I had assumed that, even with all the pro-market reforms, the Chinese state was still Communist enough to keep title to all the land. When did that change?
Would it work the other way? That is, if China’s economy did collapse, how would that affect the U.S. economy?
When has overpopulation ever caused an economy (as opposed to an ecosystem) to collapse?
Firstly - infrastructure and employment issues. If the population isn’t dynamic or educated enough to set up its own businesses or what have you, you can end up with a lot of young, angry and bored people on the streets.

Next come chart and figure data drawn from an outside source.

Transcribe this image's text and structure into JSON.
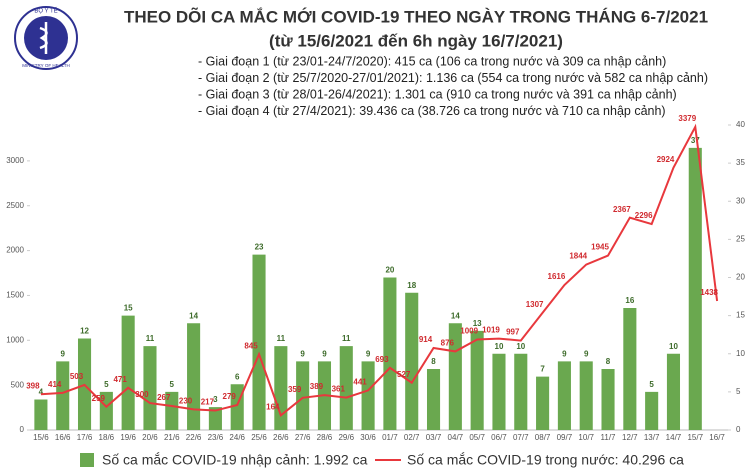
{
  "logo": {
    "top": "BỘ Y TẾ",
    "bottom": "MINISTRY OF HEALTH"
  },
  "chart_data": {
    "type": "combo",
    "title": "THEO DÕI CA MẮC MỚI COVID-19 THEO NGÀY TRONG THÁNG 6-7/2021",
    "subtitle": "(từ 15/6/2021 đến 6h ngày 16/7/2021)",
    "notes": [
      "- Giai đoạn 1 (từ 23/01-24/7/2020): 415 ca (106 ca trong nước và 309 ca nhập cảnh)",
      "- Giai đoạn 2 (từ 25/7/2020-27/01/2021): 1.136 ca (554 ca trong nước và 582 ca nhập cảnh)",
      "- Giai đoạn 3 (từ 28/01-26/4/2021): 1.301 ca (910 ca trong nước và 391 ca nhập cảnh)",
      "- Giai đoạn 4 (từ 27/4/2021): 39.436 ca (38.726 ca trong nước và 710 ca nhập cảnh)"
    ],
    "categories": [
      "15/6",
      "16/6",
      "17/6",
      "18/6",
      "19/6",
      "20/6",
      "21/6",
      "22/6",
      "23/6",
      "24/6",
      "25/6",
      "26/6",
      "27/6",
      "28/6",
      "29/6",
      "30/6",
      "01/7",
      "02/7",
      "03/7",
      "04/7",
      "05/7",
      "06/7",
      "07/7",
      "08/7",
      "09/7",
      "10/7",
      "11/7",
      "12/7",
      "13/7",
      "14/7",
      "15/7",
      "16/7"
    ],
    "series": [
      {
        "name": "Số ca mắc COVID-19 nhập cảnh: 1.992 ca",
        "type": "bar",
        "axis": "y2",
        "color": "#6aa84f",
        "label_color": "#3d6b2a",
        "values": [
          4,
          9,
          12,
          5,
          15,
          11,
          5,
          14,
          3,
          6,
          23,
          11,
          9,
          9,
          11,
          9,
          20,
          18,
          8,
          14,
          13,
          10,
          10,
          7,
          9,
          9,
          8,
          16,
          5,
          10,
          37,
          null
        ]
      },
      {
        "name": "Số ca mắc COVID-19 trong nước: 40.296 ca",
        "type": "line",
        "color": "#e8383d",
        "label_color": "#d02a2f",
        "values": [
          398,
          414,
          503,
          259,
          471,
          300,
          267,
          230,
          217,
          279,
          845,
          164,
          359,
          389,
          361,
          441,
          693,
          527,
          914,
          876,
          1009,
          1019,
          997,
          1307,
          1616,
          1844,
          1945,
          2367,
          2296,
          2924,
          3379,
          1438
        ]
      }
    ],
    "ylim": [
      0,
      3400
    ],
    "yticks": [
      0,
      500,
      1000,
      1500,
      2000,
      2500,
      3000
    ],
    "y2lim": [
      0,
      40
    ],
    "y2ticks": [
      0,
      5,
      10,
      15,
      20,
      25,
      30,
      35,
      40
    ],
    "grid": false
  }
}
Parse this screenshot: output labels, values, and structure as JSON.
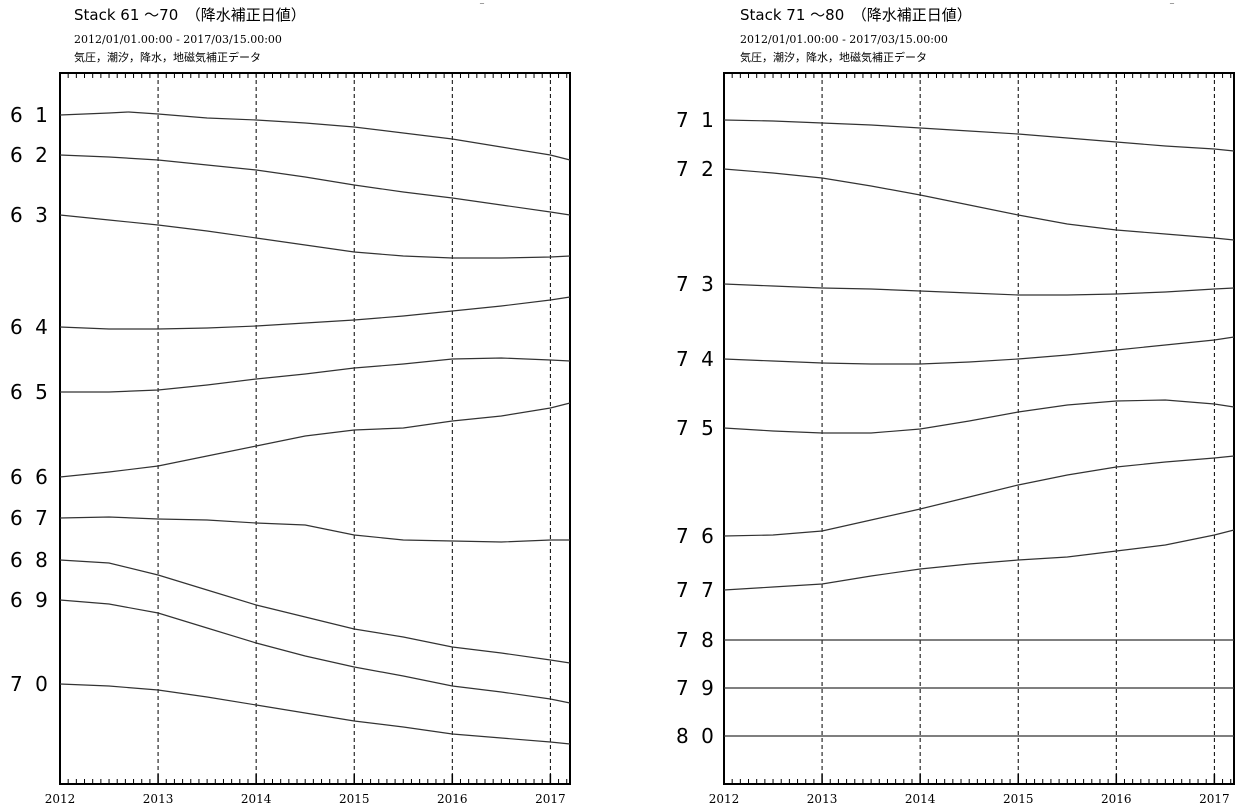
{
  "chart_data": [
    {
      "type": "line",
      "title": "Stack 61 ～70　（降水補正日値）",
      "date_range": "2012/01/01.00:00 - 2017/03/15.00:00",
      "corrections": "気圧，潮汐，降水，地磁気補正データ",
      "x_ticks": [
        "2012",
        "2013",
        "2014",
        "2015",
        "2016",
        "2017"
      ],
      "xlim": [
        2012.0,
        2017.2
      ],
      "series": [
        {
          "name": "6 1",
          "x": [
            2012.0,
            2012.5,
            2012.7,
            2013.0,
            2013.5,
            2014.0,
            2014.5,
            2015.0,
            2015.5,
            2016.0,
            2016.5,
            2017.0,
            2017.2
          ],
          "y": [
            115,
            113,
            112,
            114,
            118,
            120,
            123,
            127,
            133,
            139,
            147,
            155,
            160
          ]
        },
        {
          "name": "6 2",
          "x": [
            2012.0,
            2012.5,
            2013.0,
            2013.5,
            2014.0,
            2014.5,
            2015.0,
            2015.5,
            2016.0,
            2016.5,
            2017.0,
            2017.2
          ],
          "y": [
            155,
            157,
            160,
            165,
            170,
            177,
            185,
            192,
            198,
            205,
            212,
            215
          ]
        },
        {
          "name": "6 3",
          "x": [
            2012.0,
            2012.5,
            2013.0,
            2013.5,
            2014.0,
            2014.5,
            2015.0,
            2015.5,
            2016.0,
            2016.5,
            2017.0,
            2017.2
          ],
          "y": [
            215,
            220,
            225,
            231,
            238,
            245,
            252,
            256,
            258,
            258,
            257,
            256
          ]
        },
        {
          "name": "6 4",
          "x": [
            2012.0,
            2012.5,
            2013.0,
            2013.5,
            2014.0,
            2014.5,
            2015.0,
            2015.5,
            2016.0,
            2016.5,
            2017.0,
            2017.2
          ],
          "y": [
            327,
            329,
            329,
            328,
            326,
            323,
            320,
            316,
            311,
            306,
            300,
            297
          ]
        },
        {
          "name": "6 5",
          "x": [
            2012.0,
            2012.5,
            2013.0,
            2013.5,
            2014.0,
            2014.5,
            2015.0,
            2015.5,
            2016.0,
            2016.5,
            2017.0,
            2017.2
          ],
          "y": [
            392,
            392,
            390,
            385,
            379,
            374,
            368,
            364,
            359,
            358,
            360,
            361
          ]
        },
        {
          "name": "6 6",
          "x": [
            2012.0,
            2012.5,
            2013.0,
            2013.5,
            2014.0,
            2014.5,
            2015.0,
            2015.5,
            2016.0,
            2016.5,
            2017.0,
            2017.2
          ],
          "y": [
            477,
            472,
            466,
            456,
            446,
            436,
            430,
            428,
            421,
            416,
            408,
            403
          ]
        },
        {
          "name": "6 7",
          "x": [
            2012.0,
            2012.5,
            2013.0,
            2013.5,
            2014.0,
            2014.5,
            2015.0,
            2015.5,
            2016.0,
            2016.5,
            2017.0,
            2017.2
          ],
          "y": [
            518,
            517,
            519,
            520,
            523,
            525,
            535,
            540,
            541,
            542,
            540,
            540
          ]
        },
        {
          "name": "6 8",
          "x": [
            2012.0,
            2012.5,
            2013.0,
            2013.5,
            2014.0,
            2014.5,
            2015.0,
            2015.5,
            2016.0,
            2016.5,
            2017.0,
            2017.2
          ],
          "y": [
            560,
            563,
            575,
            590,
            605,
            617,
            629,
            637,
            647,
            653,
            660,
            663
          ]
        },
        {
          "name": "6 9",
          "x": [
            2012.0,
            2012.5,
            2013.0,
            2013.5,
            2014.0,
            2014.5,
            2015.0,
            2015.5,
            2016.0,
            2016.5,
            2017.0,
            2017.2
          ],
          "y": [
            600,
            604,
            613,
            628,
            643,
            656,
            667,
            676,
            686,
            692,
            699,
            703
          ]
        },
        {
          "name": "7 0",
          "x": [
            2012.0,
            2012.5,
            2013.0,
            2013.5,
            2014.0,
            2014.5,
            2015.0,
            2015.5,
            2016.0,
            2016.5,
            2017.0,
            2017.2
          ],
          "y": [
            684,
            686,
            690,
            697,
            705,
            713,
            721,
            727,
            734,
            738,
            742,
            744
          ]
        }
      ]
    },
    {
      "type": "line",
      "title": "Stack 71 ～80　（降水補正日値）",
      "date_range": "2012/01/01.00:00 - 2017/03/15.00:00",
      "corrections": "気圧，潮汐，降水，地磁気補正データ",
      "x_ticks": [
        "2012",
        "2013",
        "2014",
        "2015",
        "2016",
        "2017"
      ],
      "xlim": [
        2012.0,
        2017.2
      ],
      "series": [
        {
          "name": "7 1",
          "x": [
            2012.0,
            2012.5,
            2013.0,
            2013.5,
            2014.0,
            2014.5,
            2015.0,
            2015.5,
            2016.0,
            2016.5,
            2017.0,
            2017.2
          ],
          "y": [
            120,
            121,
            123,
            125,
            128,
            131,
            134,
            138,
            142,
            146,
            149,
            151
          ]
        },
        {
          "name": "7 2",
          "x": [
            2012.0,
            2012.5,
            2013.0,
            2013.5,
            2014.0,
            2014.5,
            2015.0,
            2015.5,
            2016.0,
            2016.5,
            2017.0,
            2017.2
          ],
          "y": [
            169,
            173,
            178,
            186,
            195,
            205,
            215,
            224,
            230,
            234,
            238,
            240
          ]
        },
        {
          "name": "7 3",
          "x": [
            2012.0,
            2012.5,
            2013.0,
            2013.5,
            2014.0,
            2014.5,
            2015.0,
            2015.5,
            2016.0,
            2016.5,
            2017.0,
            2017.2
          ],
          "y": [
            284,
            286,
            288,
            289,
            291,
            293,
            295,
            295,
            294,
            292,
            289,
            288
          ]
        },
        {
          "name": "7 4",
          "x": [
            2012.0,
            2012.5,
            2013.0,
            2013.5,
            2014.0,
            2014.5,
            2015.0,
            2015.5,
            2016.0,
            2016.5,
            2017.0,
            2017.2
          ],
          "y": [
            359,
            361,
            363,
            364,
            364,
            362,
            359,
            355,
            350,
            345,
            340,
            337
          ]
        },
        {
          "name": "7 5",
          "x": [
            2012.0,
            2012.5,
            2013.0,
            2013.5,
            2014.0,
            2014.5,
            2015.0,
            2015.5,
            2016.0,
            2016.5,
            2017.0,
            2017.2
          ],
          "y": [
            428,
            431,
            433,
            433,
            429,
            421,
            412,
            405,
            401,
            400,
            404,
            407
          ]
        },
        {
          "name": "7 6",
          "x": [
            2012.0,
            2012.5,
            2013.0,
            2013.5,
            2014.0,
            2014.5,
            2015.0,
            2015.5,
            2016.0,
            2016.5,
            2017.0,
            2017.2
          ],
          "y": [
            536,
            535,
            531,
            520,
            509,
            497,
            485,
            475,
            467,
            462,
            458,
            456
          ]
        },
        {
          "name": "7 7",
          "x": [
            2012.0,
            2012.5,
            2013.0,
            2013.5,
            2014.0,
            2014.5,
            2015.0,
            2015.5,
            2016.0,
            2016.5,
            2017.0,
            2017.2
          ],
          "y": [
            590,
            587,
            584,
            576,
            569,
            564,
            560,
            557,
            551,
            545,
            535,
            530
          ]
        },
        {
          "name": "7 8",
          "x": [
            2012.0,
            2017.2
          ],
          "y": [
            640,
            640
          ]
        },
        {
          "name": "7 9",
          "x": [
            2012.0,
            2017.2
          ],
          "y": [
            688,
            688
          ]
        },
        {
          "name": "8 0",
          "x": [
            2012.0,
            2017.2
          ],
          "y": [
            736,
            736
          ]
        }
      ]
    }
  ]
}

Secondly, and specifically to China - the one child policy. China might be destined to “get old before it gets rich”. Not to mention an increasingly pronounced shortage of womenfolk.
BB
Discussed here.
I can’t think of any economy that has collapsed for these reasons – but then, on this scale, it’s a practically unprecedented problem. Europe is dealing with its “birth dearth” and “grayby boom,” but I don’t know of any society that has ever had to deal with overpopulation and a woman shortage at the same time.
How about when the Germanic tribes conquered Rome, ushering in the Dark Ages?
I wasn’t talking about overpopulation. I was talking about the male/female disparity issue… combined with the ‘young king’ syndrome. You’re going to have a load and a half of young alpha males who have to compete with each other to find women, and thanks to the age-dominance factor, nowhere to go for decades to come.
Smells like a recipie for war to me.
Civil or foreign?
Land is actually leased for 70 years for residential property. Not sure on commercial but it’s a fixed time. Much like in England with the 99 year leases. Of course, no one knows what will happen when the 70 years are up.
If you’re talking major recession, but a functioning economy, then the US economy would get even cheaper goods. If the Chinese economy ceases to function (can’t produce and ship goods on time to the US), then the US would have a painful readjustment to try replace the off shore manufacturing. Prices would definately rise and there would be an inflationary shock. In the US, job creation would rise, wages would rise, which would also fuel inflation.
That’s assuming the rest of the world can not quickly fill the off shore manufacturing gap that China would leave.
Assuming for a moment that ralph124c is in the United States, am I the only one who read the OP as an economic version of Dick Cheney’s infamous “The insurgency is in its last throes?”
Well, my friend was in Guangdong, and observed a LOT of warhouses full of stuff for export-and it was piling up. Which makes me wonder if importers in the USA and Europe may be cancelling orders. The other serious trend: China has to find jobs for the millions of peasants who abandon their farms every year, and move to the cities. Plus, Chinese exporters will cut prices to the bone, to keep factories running. I think a LOT of Chinese factories are close to bankruotcy, only the government keeps them going with loans.
I could see a massive collapse, in a few years time.
I would add to this excellent post that approximately half of the U.S. debt is held outside the United States, primarily by China, (but also Japan and Southeast Asian nations.)
If China, and it’s ripple thru Asia stopped buying this debt, this global interdependency which helped to kept interest rates low and the dollar relatively strong and fueled the further consumption of Chinese goods. would end - So I would expect higher interest rates (which would fuel inflation as well) - and it might be harder for China to recover quickly through exports with a weakened dollar.
On the “I just saved a bunch of money on my car insurance” front: I think the upward pressure on oil - China is the no.2 World Importer - might ease a bit.